Extending with a custom strategy

To add a new search algorithm:

from SFI.inference.sparse import SparsityStrategy, SparsityResult

class MyStrategy(SparsityStrategy):
    name = "my_algo"

    def run(self, scorer, *, max_k, **kwargs):
        # ... implement search logic using scorer.info_and_coeffs
        #     and/or scorer.vmap_info ...
        return SparsityResult(
            p=scorer.p,
            total_info=float(scorer.total_info),
            method=self.name,
            best_info_by_k=...,
            best_support_by_k=...,
            best_coeffs_by_k=...,
        )

Then use it directly:

scorer = inf.force_scorer
result = MyStrategy().run(scorer, max_k=20)
k, support, score, coeffs = result.select_by_ic("PASTIS")

References

  • AIC: Akaike, H. (1974). “A new look at the statistical model identification.” IEEE Trans. Automat. Control, 19(6), 716–723.

  • BIC: Schwarz, G. (1978). “Estimating the dimension of a model.” Ann. Statist., 6(2), 461–464.
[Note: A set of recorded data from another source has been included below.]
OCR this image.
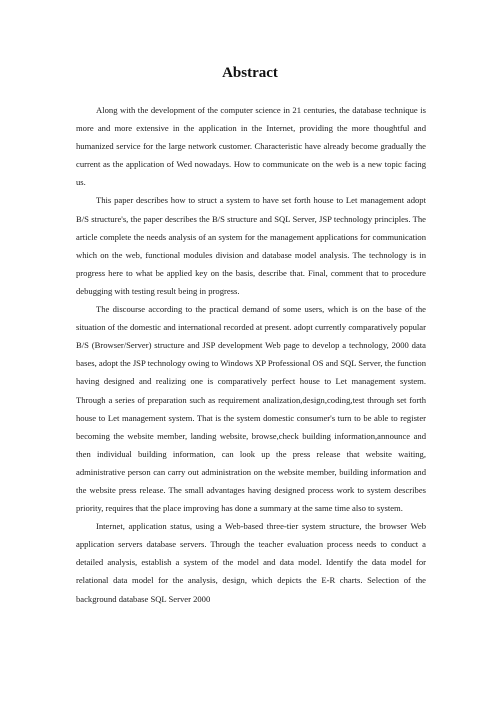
Abstract

Along with the development of the computer science in 21 centuries, the database technique is more and more extensive in the application in the Internet, providing the more thoughtful and humanized service for the large network customer. Characteristic have already become gradually the current as the application of Wed nowadays. How to communicate on the web is a new topic facing us.

This paper describes how to struct a system to have set forth house to Let management adopt B/S structure's, the paper describes the B/S structure and SQL Server, JSP technology principles. The article complete the needs analysis of an system for the management applications for communication which on the web, functional modules division and database model analysis. The technology is in progress here to what be applied key on the basis, describe that. Final, comment that to procedure debugging with testing result being in progress.

The discourse according to the practical demand of some users, which is on the base of the situation of the domestic and international recorded at present. adopt currently comparatively popular B/S (Browser/Server) structure and JSP development Web page to develop a technology, 2000 data bases, adopt the JSP technology owing to Windows XP Professional OS and SQL Server, the function having designed and realizing one is comparatively perfect house to Let management system. Through a series of preparation such as requirement analization,design,coding,test through set forth house to Let management system. That is the system domestic consumer's turn to be able to register becoming the website member, landing website, browse,check building information,announce and then individual building information, can look up the press release that website waiting, administrative person can carry out administration on the website member, building information and the website press release. The small advantages having designed process work to system describes priority, requires that the place improving has done a summary at the same time also to system.

Internet, application status, using a Web-based three-tier system structure, the browser Web application servers database servers. Through the teacher evaluation process needs to conduct a detailed analysis, establish a system of the model and data model. Identify the data model for relational data model for the analysis, design, which depicts the E-R charts. Selection of the background database SQL Server 2000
  • EBIC: Chen, J. & Chen, Z. (2008). “Extended Bayesian information criteria for model selection with large model spaces.” Biometrika, 95(3), 759–771.

  • PASTIS (Parsimonious Stochastic Inference): Gerardos, A. & Ronceray, P. (2025). “Principled model selection for stochastic dynamics.” Phys. Rev. Lett. 135, 167401. DOI: 10.1103/ltdt-hvh7

  • SINDy / STLSQ: Brunton, S. L., Proctor, J. L. & Kutz, J. N. (2016). “Discovering governing equations from data by sparse identification of nonlinear dynamical systems.” Proc. Natl. Acad. Sci. 113(15), 3932–3937.

  • LASSO: Tibshirani, R. (1996). “Regression shrinkage and selection via the lasso.” J. R. Statist. Soc. B 58(1), 267–288.